Site Reliability Engineer II - Remote / WFH

Technical Operations United States

Position at Smarsh

Smarsh empowers its customers to manage the risk and unleash the intelligence in their digital communications. Our growing community of over 6500 organizations in regulated industries counts on Smarsh every day to help them spot compliance, legal or reputational risks in 80+ communication channels, before those risks become regulatory fines or headlines.  Relentless innovation has fueled our journey to consistent leadership recognition from analysts like Gartner and Forrester, and our sustained, aggressive growth has landed Smarsh in the annual Inc. 5000 list of fastest-growing American companies since 2008.

If you are passionate about working with vast amounts of data, obsess over performance and the quality of code, and have a desire grow professionally while having a significant impact on a business, then Smarsh is the right company for you. Our Professional Archive product is constantly growing, and with that growth, we are rapidly expanding our teams to increase our rate of innovation and ensure an excellent customer experience. This product ingests data from our customers 24/7, and working here, you will have exposure to dealing with over 20PBs of raw data, database tables and Solr indexes with 10s of billions of records, and an ingestion pipeline for data that is able to process thousands of communications per second.

The right engineer for Smarsh is someone who views their code as more than simply completing a story and pushing up a unit of work; we are looking for engineers that are passionate about their craft. We foster a culture of learning, collaboration, and knowledge sharing and look for engineers who want to be part of a team where they can learn and grow while also investing in others’ development. We have exciting engineering roles across teams for people who either want to do a mix of everything or for engineers who would rather specialize in areas like legacy code refactoring, performance optimization, cloud native integration, etc.

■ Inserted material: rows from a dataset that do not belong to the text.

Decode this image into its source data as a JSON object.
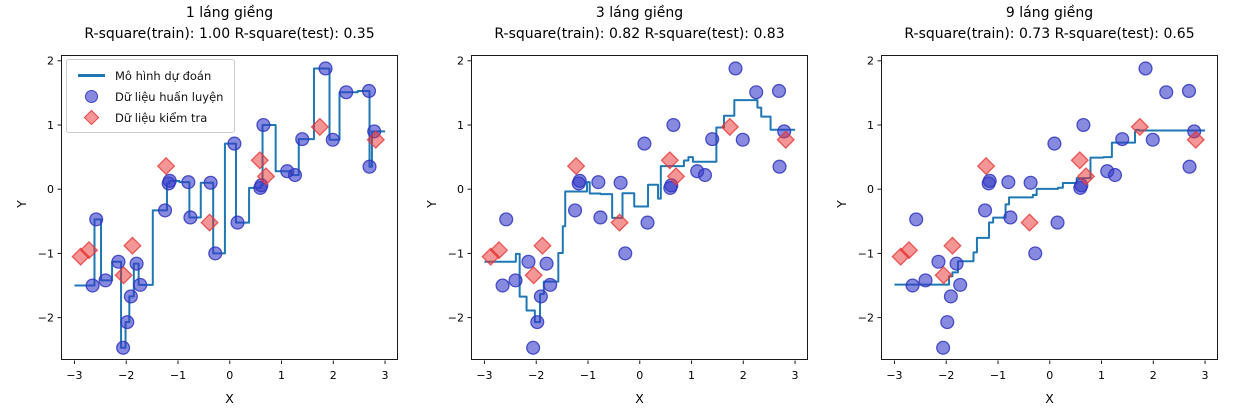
{
  "figure": {
    "background": "#ffffff"
  },
  "colors": {
    "model_line": "#1f77b4",
    "train_fill": "rgba(55,60,200,0.60)",
    "train_edge": "rgba(48,54,190,0.85)",
    "test_fill": "rgba(235,45,45,0.50)",
    "test_edge": "rgba(230,55,55,0.80)",
    "axis": "#1a1a1a",
    "text": "#000000"
  },
  "legend": {
    "position": "upper-left",
    "items": [
      {
        "icon": "model-line",
        "label": "Mô hình dự đoán"
      },
      {
        "icon": "train-point",
        "label": "Dữ liệu huấn luyện"
      },
      {
        "icon": "test-point",
        "label": "Dữ liệu kiểm tra"
      }
    ]
  },
  "chart_data": {
    "type": "scatter",
    "shared": {
      "xlabel": "X",
      "ylabel": "Y",
      "x_ticks": [
        -3,
        -2,
        -1,
        0,
        1,
        2,
        3
      ],
      "y_ticks": [
        -2,
        -1,
        0,
        1,
        2
      ],
      "xlim": [
        -3.26,
        3.25
      ],
      "ylim": [
        -2.66,
        2.09
      ],
      "line_x_range": [
        -3,
        3
      ],
      "grid": false,
      "train_points": [
        [
          -2.65,
          -1.5
        ],
        [
          -2.58,
          -0.47
        ],
        [
          -2.4,
          -1.42
        ],
        [
          -2.15,
          -1.13
        ],
        [
          -2.06,
          -2.47
        ],
        [
          -1.98,
          -2.07
        ],
        [
          -1.91,
          -1.67
        ],
        [
          -1.8,
          -1.16
        ],
        [
          -1.73,
          -1.49
        ],
        [
          -1.25,
          -0.33
        ],
        [
          -1.18,
          0.09
        ],
        [
          -1.16,
          0.13
        ],
        [
          -0.8,
          0.11
        ],
        [
          -0.76,
          -0.44
        ],
        [
          -0.37,
          0.1
        ],
        [
          -0.28,
          -1.0
        ],
        [
          0.09,
          0.71
        ],
        [
          0.15,
          -0.52
        ],
        [
          0.59,
          0.02
        ],
        [
          0.61,
          0.06
        ],
        [
          0.65,
          1.0
        ],
        [
          1.11,
          0.28
        ],
        [
          1.26,
          0.22
        ],
        [
          1.4,
          0.78
        ],
        [
          1.85,
          1.88
        ],
        [
          1.99,
          0.77
        ],
        [
          2.25,
          1.51
        ],
        [
          2.69,
          1.53
        ],
        [
          2.7,
          0.35
        ],
        [
          2.79,
          0.9
        ]
      ],
      "test_points": [
        [
          -2.88,
          -1.05
        ],
        [
          -2.72,
          -0.95
        ],
        [
          -2.05,
          -1.34
        ],
        [
          -1.88,
          -0.88
        ],
        [
          -1.23,
          0.36
        ],
        [
          -0.39,
          -0.52
        ],
        [
          0.58,
          0.45
        ],
        [
          0.7,
          0.2
        ],
        [
          1.74,
          0.97
        ],
        [
          2.82,
          0.77
        ]
      ]
    },
    "subplots": [
      {
        "k": 1,
        "title": "1 láng giềng",
        "subtitle": "R-square(train): 1.00 R-square(test): 0.35",
        "r2_train": 1.0,
        "r2_test": 0.35
      },
      {
        "k": 3,
        "title": "3 láng giềng",
        "subtitle": "R-square(train): 0.82 R-square(test): 0.83",
        "r2_train": 0.82,
        "r2_test": 0.83
      },
      {
        "k": 9,
        "title": "9 láng giềng",
        "subtitle": "R-square(train): 0.73 R-square(test): 0.65",
        "r2_train": 0.73,
        "r2_test": 0.65
      }
    ]
  }
}
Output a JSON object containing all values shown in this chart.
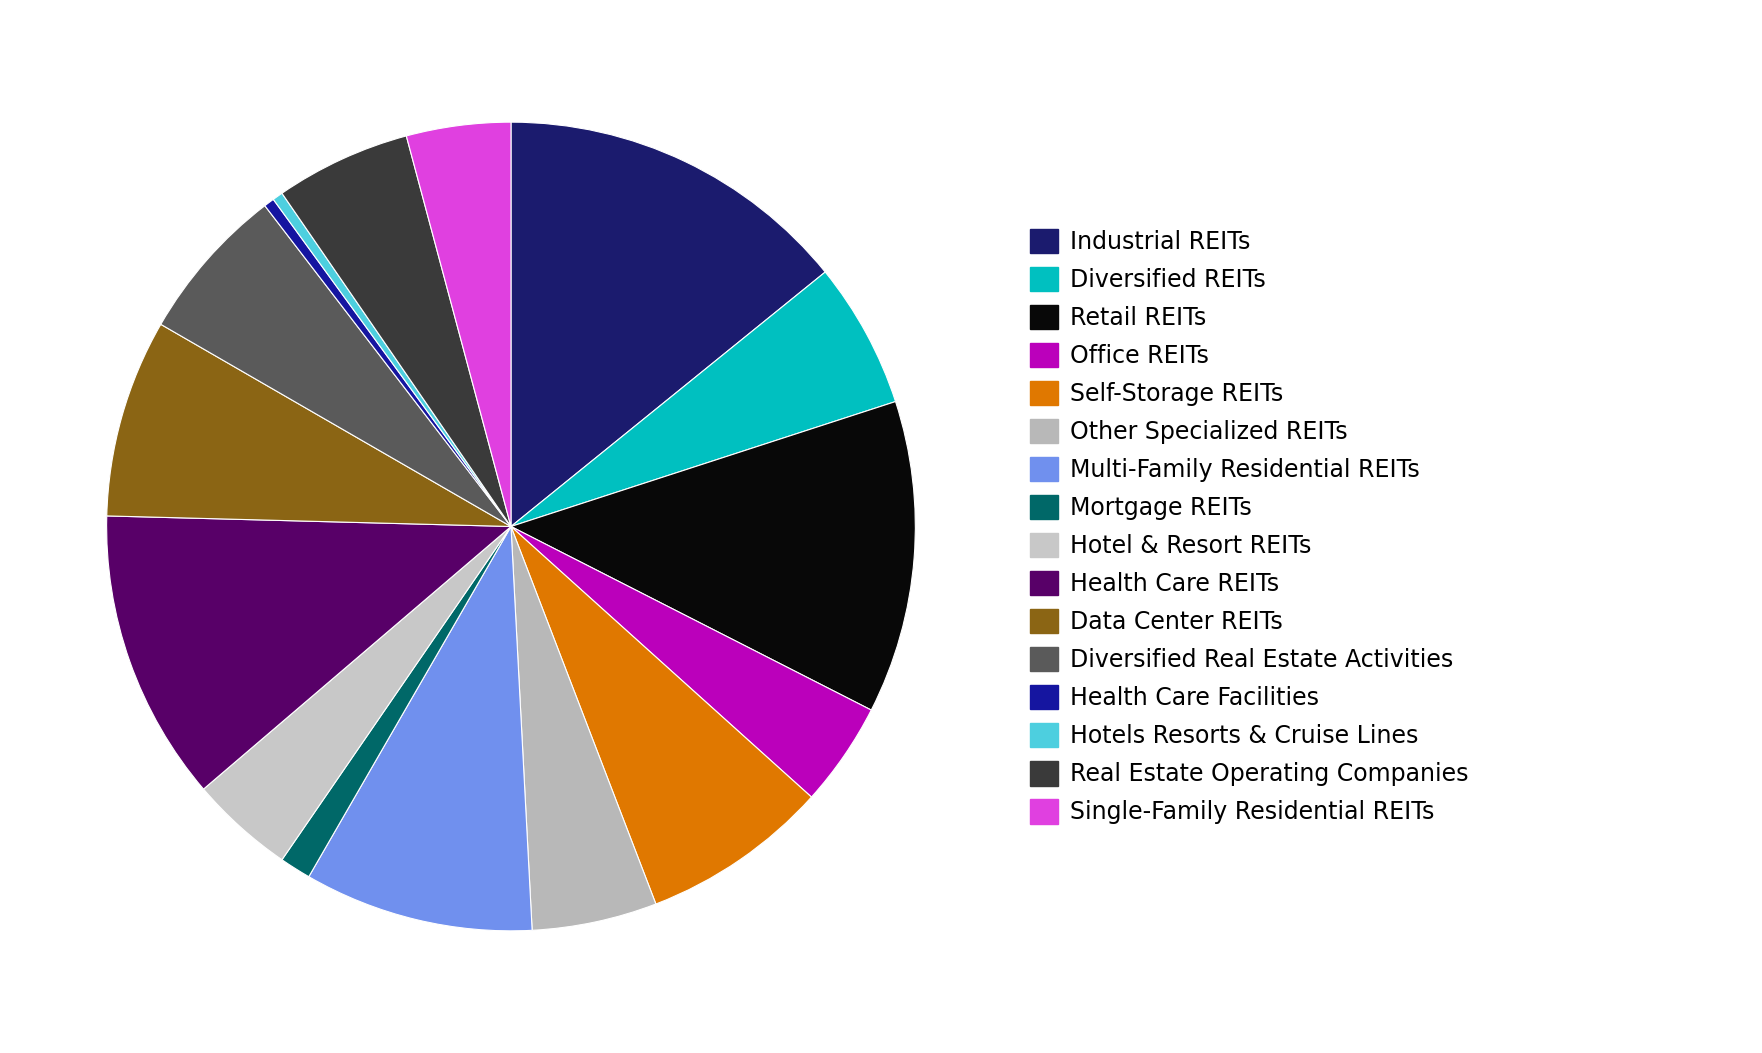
{
  "labels": [
    "Industrial REITs",
    "Diversified REITs",
    "Retail REITs",
    "Office REITs",
    "Self-Storage REITs",
    "Other Specialized REITs",
    "Multi-Family Residential REITs",
    "Mortgage REITs",
    "Hotel & Resort REITs",
    "Health Care REITs",
    "Data Center REITs",
    "Diversified Real Estate Activities",
    "Health Care Facilities",
    "Hotels Resorts & Cruise Lines",
    "Real Estate Operating Companies",
    "Single-Family Residential REITs"
  ],
  "sizes": [
    17.0,
    7.0,
    15.0,
    5.0,
    9.0,
    6.0,
    11.0,
    1.5,
    5.0,
    14.0,
    9.5,
    7.5,
    0.5,
    0.5,
    6.5,
    5.0
  ],
  "colors": [
    "#1B1B6E",
    "#00C0C0",
    "#080808",
    "#BB00BB",
    "#E07800",
    "#B8B8B8",
    "#7090EE",
    "#006868",
    "#C8C8C8",
    "#580068",
    "#8B6514",
    "#5A5A5A",
    "#1515A0",
    "#4DCFDF",
    "#3A3A3A",
    "#E040E0"
  ],
  "background_color": "#ffffff",
  "legend_fontsize": 17,
  "figsize": [
    17.62,
    10.53
  ]
}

If you have ever dreamed of making an enormous impact through your contributions or aspired to take on additional responsibilities and grow professionally, then Smarsh would love to have you join us. We are large enough to have the benefits of a big company but small enough that every engineer matters to us.


As a Site Reliability Engineer you will be tasked with daily operations of running the Smarsh SaaS Platform. You will be passionate about uptime metrics, automating away toil, and creating pipelines to help our engineers get code into production. You’ll work closely with our Engineering, QA and Technical Operations group to manage our current on-premise deployments and cloud native infrastructure. Our stack runs on-premise and in the cloud on .NET and Java while using backend components such as MSSQL/MySQL, Redis, Kafka and Zookeeper.

Technical Requirements

  • Strong experience working on a high-volume SaaS application managed with modern Infrastructure-as-Code methodologies/tooling.
  • Experience with container technologies and orchestration platforms (Docker, Kubernetes, Rancher, Cloud Foundry)
  • Experience with running/managing systems and services on a cloud platform (AWS, Google Cloud, Azure)
  • Experience managing and using CI/CD systems (Circle CI, Concourse, Jenkins, TravisCI)
  • Strong experience working with configuration management tools. (Terraform, Ansible, Puppet)
  • Experience deploying and/or operating a centralized logging system (ELK stack or Splunk)
  • Experience working with monitoring and observability tools (We use Datadog and New Relic) 
  • Familiarity with working with relational databases MSSQL or MySQL databases
  • Background working in a multi-platform environment (Linux, Windows)
  • Familiarity with Agile/Scrum/Kanban methodologies 
  • Strong knowledge around of programming/scripting languages (ie. Python, Bash, Powershell, Go, etc.). Software Engineers looking to get into SRE/Devops encouraged to apply.

Core Responsibilities

  • Manage day to day operations of our SaaS on-prem platform ensuring health and performance of platform.
  • Creatively solve problems in the DevOps space, collaborating with Development, DBA, and QA team members
  • Communicate and coordinate effectively with Product, Customer Success and Integration teams on operations tasks and deployments.
  • Listen to our internal customers/teams, understand their pain points, coach/mentor them for working smarter
  • Execute with modern container and cloud native best practices
  • Document decisions regarding technology choices, best practices and process flow
  • Help create and manage continuous integration systems.
  • Mentor and up-level other SRE team members and champion best practices within the team.
  • Automate builds and deployments across multi-platform environments

Additional Requirements

  • Strong interpersonal skills
  • A can-do attitude and sense of urgency for a high growth/fast paced environment
  • Proven track record of owning a complex technical project from inception to completion.
  • BS in Computer Science or equivalent experience
  • Curious mind, wanting to learn new technologies and share with others.
  • The ability to think outside of the box to resolve issues and create long lasting solutions
  • Participation on an on-call schedule

About our culture

Smarsh hires lifelong learners with a passion for innovating with purpose, humility and humor. Collaboration is at the heart of everything we do. We work closely with the most popular communications platforms and the world’s leading cloud infrastructure platforms. We use the latest in AI/ML technology to help our customers break new ground at scale. We are a global organization that values diversity, and we believe that providing opportunities for everyone to be their authentic self is key to our success. Smarsh leadership, culture, and commitment to developing our people have all garnered Best Places to Work Awards. Come join us and find out what the best work of your career looks like.